Single by James Brown
- B-side: "I Don't Want Nobody to Give Me Nothing (Open Up the Door, I'll Get It Myself) (Part 2)"
- Released: March 1969
- Recorded: February 23, 1969, Lafevere Studios, Atlanta, GA
- Genre: Funk
- Length: 3:05 (Part 1); 2:50 (Part 2);
- Label: King 6224
- Songwriter(s): James Brown
- Producer(s): James Brown

James Brown charting singles chronology
| "Soul Pride (Part 1)" (1969) | "I Don't Want Nobody to Give Me Nothing (Open Up the Door, I'll Get It Myself) (Part 1)" (1969) | "The Popcorn" (1969) |

Audio video
- "I Don't Want Nobody To Give Me Nothing (Open Up The Door I'll Get It Myself) (Pt. 1)" on YouTube

= I Don't Want Nobody to Give Me Nothing =

"I Don't Want Nobody to Give Me Nothing (Open Up the Door, I'll Get It Myself)" is a funk song written and recorded by James Brown. It was released as a two-part single, which charted #3 R&B and #20 Pop.
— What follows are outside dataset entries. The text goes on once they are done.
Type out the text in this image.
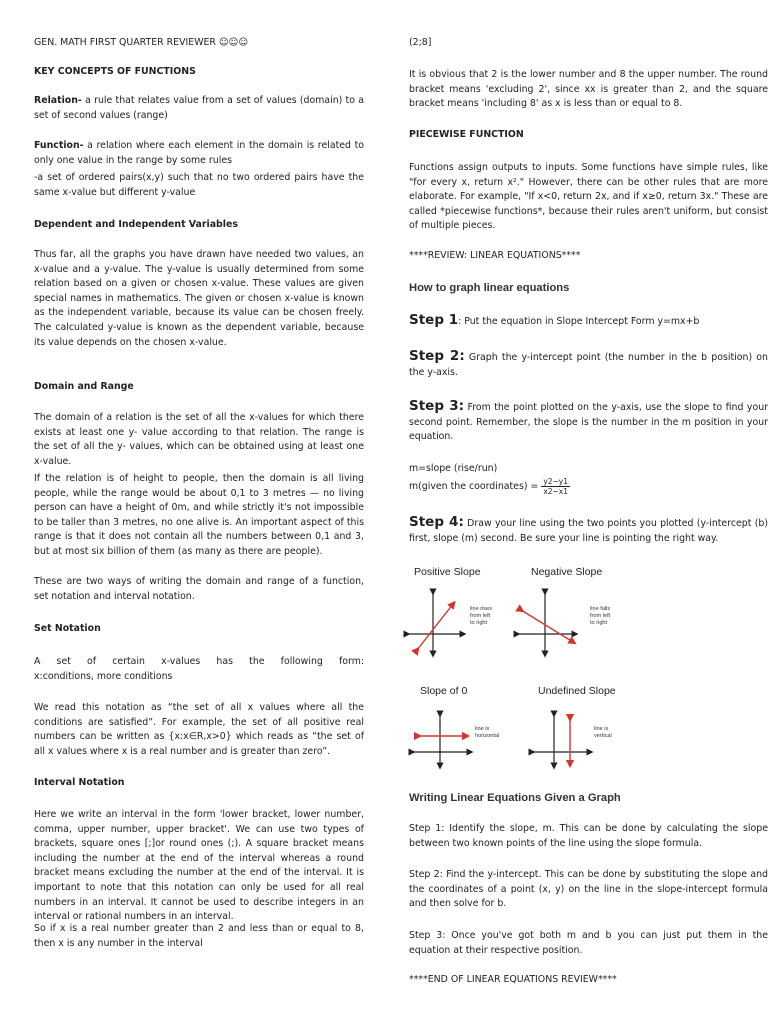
GEN. MATH FIRST QUARTER REVIEWER ☺☺☺

KEY CONCEPTS OF FUNCTIONS

Relation- a rule that relates value from a set of values (domain) to a set of second values (range)

Function- a relation where each element in the domain is related to only one value in the range by some rules

-a set of ordered pairs(x,y) such that no two ordered pairs have the same x-value but different y-value

Dependent and Independent Variables

Thus far, all the graphs you have drawn have needed two values, an x-value and a y-value. The y-value is usually determined from some relation based on a given or chosen x-value. These values are given special names in mathematics. The given or chosen x-value is known as the independent variable, because its value can be chosen freely. The calculated y-value is known as the dependent variable, because its value depends on the chosen x-value.

Domain and Range

The domain of a relation is the set of all the x-values for which there exists at least one y- value according to that relation. The range is the set of all the y- values, which can be obtained using at least one x-value.

If the relation is of height to people, then the domain is all living people, while the range would be about 0,1 to 3 metres — no living person can have a height of 0m, and while strictly it's not impossible to be taller than 3 metres, no one alive is. An important aspect of this range is that it does not contain all the numbers between 0,1 and 3, but at most six billion of them (as many as there are people).

These are two ways of writing the domain and range of a function, set notation and interval notation.

Set Notation

A set of certain x-values has the following form:

x:conditions, more conditions

We read this notation as “the set of all x values where all the conditions are satisfied”. For example, the set of all positive real numbers can be written as {x:x∈R,x>0} which reads as “the set of all x values where x is a real number and is greater than zero”.

Interval Notation

Here we write an interval in the form 'lower bracket, lower number, comma, upper number, upper bracket'. We can use two types of brackets, square ones [;]or round ones (;). A square bracket means including the number at the end of the interval whereas a round bracket means excluding the number at the end of the interval. It is important to note that this notation can only be used for all real numbers in an interval. It cannot be used to describe integers in an interval or rational numbers in an interval.

So if x is a real number greater than 2 and less than or equal to 8, then x is any number in the interval

(2;8]

It is obvious that 2 is the lower number and 8 the upper number. The round bracket means 'excluding 2', since xx is greater than 2, and the square bracket means 'including 8' as x is less than or equal to 8.

PIECEWISE FUNCTION

Functions assign outputs to inputs. Some functions have simple rules, like "for every x, return x²." However, there can be other rules that are more elaborate. For example, "If x<0, return 2x, and if x≥0, return 3x." These are called *piecewise functions*, because their rules aren't uniform, but consist of multiple pieces.

****REVIEW: LINEAR EQUATIONS****

How to graph linear equations

Step 1: Put the equation in Slope Intercept Form y=mx+b

Step 2: Graph the y-intercept point (the number in the b position) on the y-axis.

Step 3: From the point plotted on the y-axis, use the slope to find your second point. Remember, the slope is the number in the m position in your equation.

m=slope (rise/run)

m(given the coordinates) = $\frac{y2-y1}{x2-x1}$

Step 4: Draw your line using the two points you plotted (y-intercept (b) first, slope (m) second. Be sure your line is pointing the right way.

Writing Linear Equations Given a Graph

Step 1: Identify the slope, m. This can be done by calculating the slope between two known points of the line using the slope formula.

Step 2: Find the y-intercept. This can be done by substituting the slope and the coordinates of a point (x, y) on the line in the slope-intercept formula and then solve for b.

Step 3: Once you've got both m and b you can just put them in the equation at their respective position.

****END OF LINEAR EQUATIONS REVIEW****

Positive Slope	Negative Slope
Slope of 0	Undefined Slope
line rises
from left
to right
line falls
from left
to right
line is
horizontal
line is
vertical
The single version of the song did not receive an album release until the compilation Foundations of Funk – A Brand New Bag, but a live recording was included on Brown's 1970 album Sex Machine.

The track was sampled by Ice-T in his song "Power" and also sampled by Ed O.G. and Da Bulldogs in their song "I Got To Have It".